I had one client who purchased six kicks from me, so by the end of recess he owed me a total of six cents. He promised to pay me back the next day and I agreed, under one stipulation: every day he failed to pay me back, the amount he owed me would double. That, I figured, would incentivize him to pay me my dues in a timely manner. I wasn't old enough to understand what usury was, and besides, it didn't even matter, because he was just going to pay me back tomorrow.
Then, all of a sudden, it was tomorrow, and the unthinkable had happened: a 5th grader forgot to bring some random thing to school. But it was no big deal, I reassured him, just bring 12 cents tomorrow and we'll be square. And wouldn't you know it... he forgot yet again. Alright, I told him with a shrug, guess it's 24 cent's tomorrow - and if you don't mind, let's round it up to a quarter, just to make it easier to keep track of. He nodded his head and said that made sense. 11 years old, and I was already a menace to society.
Over the next week, I kept reminding him what he owed me every day, but he just kept forgetting. I was especially insistent that he get me the money on Friday, because the money would double on saturday and sunday as well, and he wouldn't even have a chance to pay me back! I had absolutely no concept of "business days", no morals, and no mercy. When the amount he owed me broke five bucks, I started seeing green - it was a lot of money for a kit. But alas, it all had to come to an end. He finally brought in fifteen bucks to school one day that he's swiped from his dad's desk. I'd started feeling kinda bad for him, so I didn't mention that he actually owed me sixteen bucks that day, and that the remaining dollar he owed would also start doubling... after all, I wasn't a complete monster.
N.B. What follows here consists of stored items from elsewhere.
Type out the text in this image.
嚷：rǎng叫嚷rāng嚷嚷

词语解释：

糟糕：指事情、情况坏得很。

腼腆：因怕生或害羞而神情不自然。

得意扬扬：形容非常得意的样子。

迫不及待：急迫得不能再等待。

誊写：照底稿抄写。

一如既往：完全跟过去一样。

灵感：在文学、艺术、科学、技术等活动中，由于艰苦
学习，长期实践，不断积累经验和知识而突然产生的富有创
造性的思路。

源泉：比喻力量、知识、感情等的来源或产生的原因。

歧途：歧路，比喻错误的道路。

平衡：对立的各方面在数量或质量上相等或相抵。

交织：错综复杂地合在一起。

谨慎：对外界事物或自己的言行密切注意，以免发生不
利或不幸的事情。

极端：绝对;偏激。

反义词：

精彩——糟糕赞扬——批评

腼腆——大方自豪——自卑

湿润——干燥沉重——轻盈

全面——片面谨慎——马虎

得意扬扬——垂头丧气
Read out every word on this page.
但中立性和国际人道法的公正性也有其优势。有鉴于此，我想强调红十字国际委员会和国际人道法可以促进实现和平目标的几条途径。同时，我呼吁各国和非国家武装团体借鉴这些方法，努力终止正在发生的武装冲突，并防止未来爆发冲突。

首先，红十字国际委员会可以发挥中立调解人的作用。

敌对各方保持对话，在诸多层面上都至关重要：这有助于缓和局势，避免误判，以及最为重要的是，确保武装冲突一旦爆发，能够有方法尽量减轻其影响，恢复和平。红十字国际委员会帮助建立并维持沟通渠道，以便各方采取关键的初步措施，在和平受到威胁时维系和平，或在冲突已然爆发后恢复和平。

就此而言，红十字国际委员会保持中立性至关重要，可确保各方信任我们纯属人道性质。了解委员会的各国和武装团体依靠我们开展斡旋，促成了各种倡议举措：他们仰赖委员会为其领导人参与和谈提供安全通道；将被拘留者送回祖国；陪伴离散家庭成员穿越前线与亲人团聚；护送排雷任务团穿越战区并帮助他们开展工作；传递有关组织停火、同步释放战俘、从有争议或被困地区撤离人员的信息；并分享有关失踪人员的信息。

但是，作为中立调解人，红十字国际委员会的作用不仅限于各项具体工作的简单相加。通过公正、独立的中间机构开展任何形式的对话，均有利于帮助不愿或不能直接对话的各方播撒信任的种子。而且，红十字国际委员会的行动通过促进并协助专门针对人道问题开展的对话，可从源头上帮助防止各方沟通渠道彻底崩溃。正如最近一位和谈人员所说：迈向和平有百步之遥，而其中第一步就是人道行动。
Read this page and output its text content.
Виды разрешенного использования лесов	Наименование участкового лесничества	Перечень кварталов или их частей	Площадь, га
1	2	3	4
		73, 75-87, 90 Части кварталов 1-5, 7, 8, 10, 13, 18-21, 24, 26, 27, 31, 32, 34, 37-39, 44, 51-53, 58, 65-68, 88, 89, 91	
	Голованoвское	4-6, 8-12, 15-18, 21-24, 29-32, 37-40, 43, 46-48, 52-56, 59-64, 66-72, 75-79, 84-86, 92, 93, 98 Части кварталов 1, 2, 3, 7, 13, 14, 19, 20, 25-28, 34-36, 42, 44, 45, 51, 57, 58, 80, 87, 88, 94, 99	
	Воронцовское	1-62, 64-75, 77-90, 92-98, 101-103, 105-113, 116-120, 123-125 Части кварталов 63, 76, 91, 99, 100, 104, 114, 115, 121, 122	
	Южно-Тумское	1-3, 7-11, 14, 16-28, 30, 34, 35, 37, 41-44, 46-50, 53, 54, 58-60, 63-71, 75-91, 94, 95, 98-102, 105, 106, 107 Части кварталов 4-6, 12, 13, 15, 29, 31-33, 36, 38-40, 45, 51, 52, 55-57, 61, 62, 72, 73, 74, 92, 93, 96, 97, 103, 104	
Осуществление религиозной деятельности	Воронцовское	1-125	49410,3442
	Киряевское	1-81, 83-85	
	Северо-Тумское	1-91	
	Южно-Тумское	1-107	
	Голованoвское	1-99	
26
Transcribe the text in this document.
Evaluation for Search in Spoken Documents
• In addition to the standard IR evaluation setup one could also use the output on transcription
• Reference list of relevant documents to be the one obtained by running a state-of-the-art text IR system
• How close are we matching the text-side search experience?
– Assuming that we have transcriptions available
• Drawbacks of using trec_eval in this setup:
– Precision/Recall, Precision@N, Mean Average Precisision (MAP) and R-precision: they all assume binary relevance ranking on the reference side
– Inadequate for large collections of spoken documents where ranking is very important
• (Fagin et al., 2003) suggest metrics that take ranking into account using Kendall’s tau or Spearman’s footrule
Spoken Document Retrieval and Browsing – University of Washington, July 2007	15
I was proud of that fifteen bucks, though. So proud, that I waved it in my parents' faces when I got home, and enthusiastically explained to them how I'd earned it. They listened to the entire story with horrified looks on their faces, and promptly made me return the money. Several years later, when I was old enough to take algebra, I understood why:
If you're buying a house, you'll end up paying 5 to 10 percent interest on a mortgage payment. That's considered fair.
Credit card debt can be over 20 percent interest. That's considered borderline predatory.
But what I'd attempted to do was astronomically worse.
If the amount that somebody owes you doubles once per year, that's 100 percent interest - absolutely ridiculous. That's the kind of interest rate you charge somebody when you have their family locked up in a cellar.
But my loans were set to double once per day. If my math is right, the annual interest rate I was charging my classmate would be 100 * (1 + 2^364).
Two to the 364th power is... big. It's not millions, or billions, or octillions... It's a number so big that the english language does not have a word for it. In conclusion, it's a good thing that banks aren't run by 5th graders.